The test result comprises surface compressive stress, compressive stress depth and average tensile stress, the linear density of the tensile stress is a calculated value, and the sum of the tensile stress measured by the SLP-2000 stress meter is divided by the thickness of the glass.
Surface compressive stress (MPa): after the glass is chemically strengthened, the alkali metal ions with smaller radius on the surface are replaced by the alkali metal ions with larger radius, and the surface of the glass generates compressive stress due to the squeezing effect of the alkali metal ions with larger radius, which is called surface compressive stress;
depth of compressive stress (μm): the distance from the surface of the chemically strengthened glass to a position where the compressive stress is zero;
average tensile stress CT-AV (MPa): the ratio of the sum of tensile stress and the thickness of a tensile stress area obtained by testing according to an SLP-2000 stress meter;
tensile stress linear density CT-LD: according to SLP-2000 stress meter test, the ratio of tensile stress integral and glass thickness of the chemically strengthened glass under the thickness section is obtained;
and (3) complete machine drop test: a method for testing the strength of strengthened glass includes sticking the strengthened glass to the specimen of electronic equipment such as mobile telephone, falling down from high position, recording the broken height of glass, and testing the whole falling test. The testing method is characterized in that a mobile phone with 180g of tempered glass sheet load freely falls on 120-mesh abrasive paper, and the abrasive paper is tightly attached to a marble bottom plate;
vickers hardness (Hv) (300N pressure hold 10 s): pressing a diamond regular pyramid pressure head with an included angle of 136 degrees between opposite surfaces into the surface of the tested sample under the action of a load of 300N, removing the load after keeping for 10s, measuring the diagonal length d of the indentation, further calculating the surface area of the indentation, and finally solving the average pressure on the surface area of the indentation, namely the Vickers hardness value of the glass, which is represented by a symbol HV.

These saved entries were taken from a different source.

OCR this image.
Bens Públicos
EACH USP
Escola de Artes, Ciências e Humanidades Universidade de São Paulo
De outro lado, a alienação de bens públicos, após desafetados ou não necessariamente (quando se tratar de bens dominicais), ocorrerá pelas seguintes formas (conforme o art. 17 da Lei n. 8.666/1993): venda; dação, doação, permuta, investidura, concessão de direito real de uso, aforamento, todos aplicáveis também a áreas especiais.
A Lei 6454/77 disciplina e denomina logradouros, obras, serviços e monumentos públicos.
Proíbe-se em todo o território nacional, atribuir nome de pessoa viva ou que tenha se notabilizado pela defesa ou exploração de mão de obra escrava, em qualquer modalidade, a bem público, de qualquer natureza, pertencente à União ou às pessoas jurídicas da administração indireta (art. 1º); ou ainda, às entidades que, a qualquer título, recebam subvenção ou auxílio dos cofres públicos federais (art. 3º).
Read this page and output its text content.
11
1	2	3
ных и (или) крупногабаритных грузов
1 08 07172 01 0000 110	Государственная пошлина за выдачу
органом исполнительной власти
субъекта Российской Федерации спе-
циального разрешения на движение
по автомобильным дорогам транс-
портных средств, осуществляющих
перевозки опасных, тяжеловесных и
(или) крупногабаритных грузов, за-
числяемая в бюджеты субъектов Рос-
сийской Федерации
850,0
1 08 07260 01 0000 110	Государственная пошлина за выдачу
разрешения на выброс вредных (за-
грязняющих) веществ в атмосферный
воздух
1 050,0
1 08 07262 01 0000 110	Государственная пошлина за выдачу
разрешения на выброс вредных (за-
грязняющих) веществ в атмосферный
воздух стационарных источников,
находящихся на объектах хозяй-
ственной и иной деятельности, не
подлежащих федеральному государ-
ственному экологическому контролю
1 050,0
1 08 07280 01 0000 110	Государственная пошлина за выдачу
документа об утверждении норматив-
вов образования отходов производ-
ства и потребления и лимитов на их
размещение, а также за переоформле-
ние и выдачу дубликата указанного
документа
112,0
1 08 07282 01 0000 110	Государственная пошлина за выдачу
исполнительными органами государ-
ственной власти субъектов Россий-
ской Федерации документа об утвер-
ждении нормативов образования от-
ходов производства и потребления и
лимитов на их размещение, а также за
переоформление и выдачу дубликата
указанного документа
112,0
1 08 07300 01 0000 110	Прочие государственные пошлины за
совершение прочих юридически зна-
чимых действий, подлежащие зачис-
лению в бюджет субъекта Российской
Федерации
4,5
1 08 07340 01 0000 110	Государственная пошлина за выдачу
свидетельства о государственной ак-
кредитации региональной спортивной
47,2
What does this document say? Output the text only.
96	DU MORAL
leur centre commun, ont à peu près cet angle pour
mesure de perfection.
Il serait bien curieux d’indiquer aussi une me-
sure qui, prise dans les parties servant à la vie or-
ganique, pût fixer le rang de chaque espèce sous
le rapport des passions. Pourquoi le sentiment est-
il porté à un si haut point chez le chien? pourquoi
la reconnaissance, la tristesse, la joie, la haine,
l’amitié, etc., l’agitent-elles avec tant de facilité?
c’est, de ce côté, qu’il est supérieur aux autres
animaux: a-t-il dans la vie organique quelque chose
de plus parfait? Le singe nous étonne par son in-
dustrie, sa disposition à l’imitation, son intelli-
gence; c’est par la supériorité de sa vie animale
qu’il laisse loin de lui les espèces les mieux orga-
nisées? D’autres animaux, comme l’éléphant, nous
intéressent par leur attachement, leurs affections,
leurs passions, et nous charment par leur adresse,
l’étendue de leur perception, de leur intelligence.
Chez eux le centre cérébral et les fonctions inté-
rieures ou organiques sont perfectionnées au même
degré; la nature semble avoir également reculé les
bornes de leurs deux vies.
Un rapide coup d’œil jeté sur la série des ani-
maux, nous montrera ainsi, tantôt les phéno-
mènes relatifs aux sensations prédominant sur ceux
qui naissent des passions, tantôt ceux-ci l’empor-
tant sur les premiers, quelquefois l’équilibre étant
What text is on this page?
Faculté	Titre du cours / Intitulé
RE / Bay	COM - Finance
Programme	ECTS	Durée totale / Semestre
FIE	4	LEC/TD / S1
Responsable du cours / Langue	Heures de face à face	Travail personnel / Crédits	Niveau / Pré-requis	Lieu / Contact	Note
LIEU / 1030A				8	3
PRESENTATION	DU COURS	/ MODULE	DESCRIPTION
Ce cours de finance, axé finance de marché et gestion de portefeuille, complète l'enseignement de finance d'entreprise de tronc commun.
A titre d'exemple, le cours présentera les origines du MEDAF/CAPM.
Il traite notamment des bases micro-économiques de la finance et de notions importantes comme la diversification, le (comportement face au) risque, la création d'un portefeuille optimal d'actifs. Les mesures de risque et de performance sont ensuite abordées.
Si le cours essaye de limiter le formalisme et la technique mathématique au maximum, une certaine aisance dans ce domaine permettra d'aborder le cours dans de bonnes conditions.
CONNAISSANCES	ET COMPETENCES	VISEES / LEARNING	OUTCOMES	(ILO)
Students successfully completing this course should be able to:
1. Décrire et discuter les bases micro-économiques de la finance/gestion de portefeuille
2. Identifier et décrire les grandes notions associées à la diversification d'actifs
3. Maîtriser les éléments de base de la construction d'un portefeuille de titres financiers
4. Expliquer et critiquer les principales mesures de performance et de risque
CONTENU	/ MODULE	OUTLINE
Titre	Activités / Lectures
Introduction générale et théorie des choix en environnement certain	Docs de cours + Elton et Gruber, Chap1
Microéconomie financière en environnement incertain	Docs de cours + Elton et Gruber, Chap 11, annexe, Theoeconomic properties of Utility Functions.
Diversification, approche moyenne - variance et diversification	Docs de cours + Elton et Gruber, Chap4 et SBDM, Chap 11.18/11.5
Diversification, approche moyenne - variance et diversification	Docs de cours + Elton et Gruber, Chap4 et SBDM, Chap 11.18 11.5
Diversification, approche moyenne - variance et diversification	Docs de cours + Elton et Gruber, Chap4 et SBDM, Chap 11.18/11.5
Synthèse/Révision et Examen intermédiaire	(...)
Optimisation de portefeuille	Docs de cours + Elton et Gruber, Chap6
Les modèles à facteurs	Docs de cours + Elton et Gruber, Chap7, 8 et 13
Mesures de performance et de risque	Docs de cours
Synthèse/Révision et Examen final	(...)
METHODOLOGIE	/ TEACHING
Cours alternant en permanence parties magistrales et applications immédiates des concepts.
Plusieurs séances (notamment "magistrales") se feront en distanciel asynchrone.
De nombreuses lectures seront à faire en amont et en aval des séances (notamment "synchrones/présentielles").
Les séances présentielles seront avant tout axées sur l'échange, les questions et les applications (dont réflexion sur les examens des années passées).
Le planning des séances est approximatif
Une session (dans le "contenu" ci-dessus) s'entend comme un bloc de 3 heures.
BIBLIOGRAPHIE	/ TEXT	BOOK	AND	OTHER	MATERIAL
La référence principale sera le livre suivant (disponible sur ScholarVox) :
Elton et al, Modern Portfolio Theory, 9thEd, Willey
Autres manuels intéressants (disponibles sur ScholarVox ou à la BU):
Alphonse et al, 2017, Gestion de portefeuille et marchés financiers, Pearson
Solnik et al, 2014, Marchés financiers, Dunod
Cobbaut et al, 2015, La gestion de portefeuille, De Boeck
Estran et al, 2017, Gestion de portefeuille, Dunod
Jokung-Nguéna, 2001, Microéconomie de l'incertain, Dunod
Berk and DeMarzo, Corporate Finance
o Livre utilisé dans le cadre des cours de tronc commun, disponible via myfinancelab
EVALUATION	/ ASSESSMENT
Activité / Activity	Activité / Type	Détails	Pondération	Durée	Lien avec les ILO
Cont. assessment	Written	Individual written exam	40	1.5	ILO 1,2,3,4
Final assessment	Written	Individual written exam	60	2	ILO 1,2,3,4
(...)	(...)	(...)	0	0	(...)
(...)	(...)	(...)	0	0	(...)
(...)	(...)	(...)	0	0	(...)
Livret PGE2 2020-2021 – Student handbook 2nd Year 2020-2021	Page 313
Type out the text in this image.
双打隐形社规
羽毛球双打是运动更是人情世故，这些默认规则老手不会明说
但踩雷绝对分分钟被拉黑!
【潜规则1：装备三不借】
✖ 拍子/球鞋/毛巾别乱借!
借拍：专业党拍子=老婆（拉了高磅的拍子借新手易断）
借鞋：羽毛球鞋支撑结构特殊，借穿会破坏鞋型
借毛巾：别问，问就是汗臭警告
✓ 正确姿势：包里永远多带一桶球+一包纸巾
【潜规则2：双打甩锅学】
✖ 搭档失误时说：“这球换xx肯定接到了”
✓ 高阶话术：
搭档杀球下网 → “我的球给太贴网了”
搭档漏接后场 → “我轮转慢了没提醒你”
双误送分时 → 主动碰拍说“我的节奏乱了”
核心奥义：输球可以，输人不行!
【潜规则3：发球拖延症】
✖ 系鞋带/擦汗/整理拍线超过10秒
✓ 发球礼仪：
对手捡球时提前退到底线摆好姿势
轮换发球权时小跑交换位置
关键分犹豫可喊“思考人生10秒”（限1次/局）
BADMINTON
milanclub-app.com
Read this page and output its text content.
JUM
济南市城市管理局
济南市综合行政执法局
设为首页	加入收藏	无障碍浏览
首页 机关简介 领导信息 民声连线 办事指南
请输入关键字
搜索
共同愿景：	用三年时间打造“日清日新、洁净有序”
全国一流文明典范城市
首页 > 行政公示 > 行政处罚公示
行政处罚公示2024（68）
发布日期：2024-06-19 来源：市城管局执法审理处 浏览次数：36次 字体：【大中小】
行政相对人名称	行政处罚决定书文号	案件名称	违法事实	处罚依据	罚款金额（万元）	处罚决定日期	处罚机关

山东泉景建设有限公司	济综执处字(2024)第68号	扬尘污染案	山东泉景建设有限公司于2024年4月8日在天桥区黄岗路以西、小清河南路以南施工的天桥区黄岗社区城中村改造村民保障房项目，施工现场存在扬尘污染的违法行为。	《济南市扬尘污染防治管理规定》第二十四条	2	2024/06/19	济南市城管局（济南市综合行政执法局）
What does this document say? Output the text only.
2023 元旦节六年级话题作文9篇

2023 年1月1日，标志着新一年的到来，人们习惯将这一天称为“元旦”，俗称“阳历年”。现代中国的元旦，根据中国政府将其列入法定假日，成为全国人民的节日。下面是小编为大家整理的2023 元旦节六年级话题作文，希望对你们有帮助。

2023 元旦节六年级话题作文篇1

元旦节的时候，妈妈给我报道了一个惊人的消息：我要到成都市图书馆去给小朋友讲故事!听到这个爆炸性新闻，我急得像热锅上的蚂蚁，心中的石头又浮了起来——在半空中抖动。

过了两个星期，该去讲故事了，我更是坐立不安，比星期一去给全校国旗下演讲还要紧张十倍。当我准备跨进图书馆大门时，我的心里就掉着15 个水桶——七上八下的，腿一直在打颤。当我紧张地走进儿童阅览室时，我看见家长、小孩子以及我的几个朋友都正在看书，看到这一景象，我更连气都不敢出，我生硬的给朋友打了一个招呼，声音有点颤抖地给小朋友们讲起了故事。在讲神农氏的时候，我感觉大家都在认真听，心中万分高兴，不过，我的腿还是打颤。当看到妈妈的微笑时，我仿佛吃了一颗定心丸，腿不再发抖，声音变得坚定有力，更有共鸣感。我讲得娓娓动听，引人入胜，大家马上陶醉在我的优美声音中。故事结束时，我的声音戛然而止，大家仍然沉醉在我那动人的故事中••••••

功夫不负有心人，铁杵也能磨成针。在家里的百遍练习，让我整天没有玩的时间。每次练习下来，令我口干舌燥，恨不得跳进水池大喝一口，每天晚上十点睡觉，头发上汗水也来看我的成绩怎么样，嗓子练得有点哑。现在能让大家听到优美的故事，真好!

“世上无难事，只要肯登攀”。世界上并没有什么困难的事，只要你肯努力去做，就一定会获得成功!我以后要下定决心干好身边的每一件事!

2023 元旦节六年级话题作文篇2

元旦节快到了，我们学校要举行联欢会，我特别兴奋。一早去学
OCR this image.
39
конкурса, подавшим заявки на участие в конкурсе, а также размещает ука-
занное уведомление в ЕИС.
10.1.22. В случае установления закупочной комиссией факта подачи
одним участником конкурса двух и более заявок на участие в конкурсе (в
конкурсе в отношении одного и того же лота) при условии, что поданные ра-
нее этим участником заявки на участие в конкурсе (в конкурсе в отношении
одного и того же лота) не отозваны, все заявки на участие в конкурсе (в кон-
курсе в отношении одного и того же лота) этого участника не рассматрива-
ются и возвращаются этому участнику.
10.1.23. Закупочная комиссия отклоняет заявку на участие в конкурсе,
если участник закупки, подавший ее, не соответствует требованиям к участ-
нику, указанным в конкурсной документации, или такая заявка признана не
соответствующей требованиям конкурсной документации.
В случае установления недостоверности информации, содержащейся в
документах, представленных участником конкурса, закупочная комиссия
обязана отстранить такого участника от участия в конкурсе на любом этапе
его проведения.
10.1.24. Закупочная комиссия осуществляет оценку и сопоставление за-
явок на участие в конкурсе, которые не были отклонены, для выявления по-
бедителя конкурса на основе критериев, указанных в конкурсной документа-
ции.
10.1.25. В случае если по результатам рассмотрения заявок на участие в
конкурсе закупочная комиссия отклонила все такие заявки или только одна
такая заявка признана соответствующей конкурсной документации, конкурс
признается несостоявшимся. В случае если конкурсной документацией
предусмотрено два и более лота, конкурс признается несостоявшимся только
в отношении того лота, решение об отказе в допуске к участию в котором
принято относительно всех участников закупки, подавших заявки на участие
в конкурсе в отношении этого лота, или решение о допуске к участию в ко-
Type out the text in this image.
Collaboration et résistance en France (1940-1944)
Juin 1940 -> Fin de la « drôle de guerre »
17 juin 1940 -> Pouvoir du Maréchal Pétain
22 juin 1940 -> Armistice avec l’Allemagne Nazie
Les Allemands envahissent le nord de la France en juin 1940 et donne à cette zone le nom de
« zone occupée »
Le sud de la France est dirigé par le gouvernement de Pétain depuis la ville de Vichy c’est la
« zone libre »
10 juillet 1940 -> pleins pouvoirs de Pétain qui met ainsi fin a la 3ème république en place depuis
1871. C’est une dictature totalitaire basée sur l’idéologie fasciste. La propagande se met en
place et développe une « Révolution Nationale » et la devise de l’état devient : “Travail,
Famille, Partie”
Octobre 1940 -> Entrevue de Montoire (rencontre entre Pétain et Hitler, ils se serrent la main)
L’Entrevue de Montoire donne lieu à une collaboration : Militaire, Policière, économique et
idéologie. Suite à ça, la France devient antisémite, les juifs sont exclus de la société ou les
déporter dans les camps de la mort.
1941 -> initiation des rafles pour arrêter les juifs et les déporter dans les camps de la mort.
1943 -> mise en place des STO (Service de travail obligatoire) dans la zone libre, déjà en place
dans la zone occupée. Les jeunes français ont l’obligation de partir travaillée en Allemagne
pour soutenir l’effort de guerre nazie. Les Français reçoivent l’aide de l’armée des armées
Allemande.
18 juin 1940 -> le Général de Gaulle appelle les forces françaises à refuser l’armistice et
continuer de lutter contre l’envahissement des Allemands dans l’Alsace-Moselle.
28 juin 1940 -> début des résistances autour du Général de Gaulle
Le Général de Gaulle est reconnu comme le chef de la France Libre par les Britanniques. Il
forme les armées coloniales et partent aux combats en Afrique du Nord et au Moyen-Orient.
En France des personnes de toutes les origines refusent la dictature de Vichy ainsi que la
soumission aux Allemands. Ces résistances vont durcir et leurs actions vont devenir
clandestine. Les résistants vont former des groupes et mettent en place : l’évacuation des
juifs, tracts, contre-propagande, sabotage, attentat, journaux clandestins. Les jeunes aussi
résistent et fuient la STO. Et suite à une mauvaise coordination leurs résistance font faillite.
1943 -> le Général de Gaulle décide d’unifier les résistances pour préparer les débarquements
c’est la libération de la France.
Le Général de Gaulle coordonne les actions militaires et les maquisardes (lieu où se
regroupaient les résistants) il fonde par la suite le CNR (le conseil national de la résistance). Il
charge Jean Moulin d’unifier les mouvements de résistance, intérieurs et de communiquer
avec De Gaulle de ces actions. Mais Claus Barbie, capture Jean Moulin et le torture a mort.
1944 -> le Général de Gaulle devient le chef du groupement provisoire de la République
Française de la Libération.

TABLE 3 determination of mechanical parameters
As can be seen from the above table, in the embodiment, the surface compressive stress of the chemically strengthened 3D glass ceramic finished product is 108-514MPa, the depth of the compressive stress is 109-121 μm, the average tensile stress CT-AV is 42-93MPa, the linear density CT-LD of the tensile stress is 30145-43157, the total machine drop test height is 1.51-1.82m, and the Vickers hardness (300N pressure retention for 10s) of the chemically strengthened 3D glass ceramic finished product is 712-741 Hv.
The foregoing is considered as illustrative and not restrictive in character, and that various modifications, equivalents, and improvements made within the spirit and principles of the invention are intended to be included within the scope of the invention.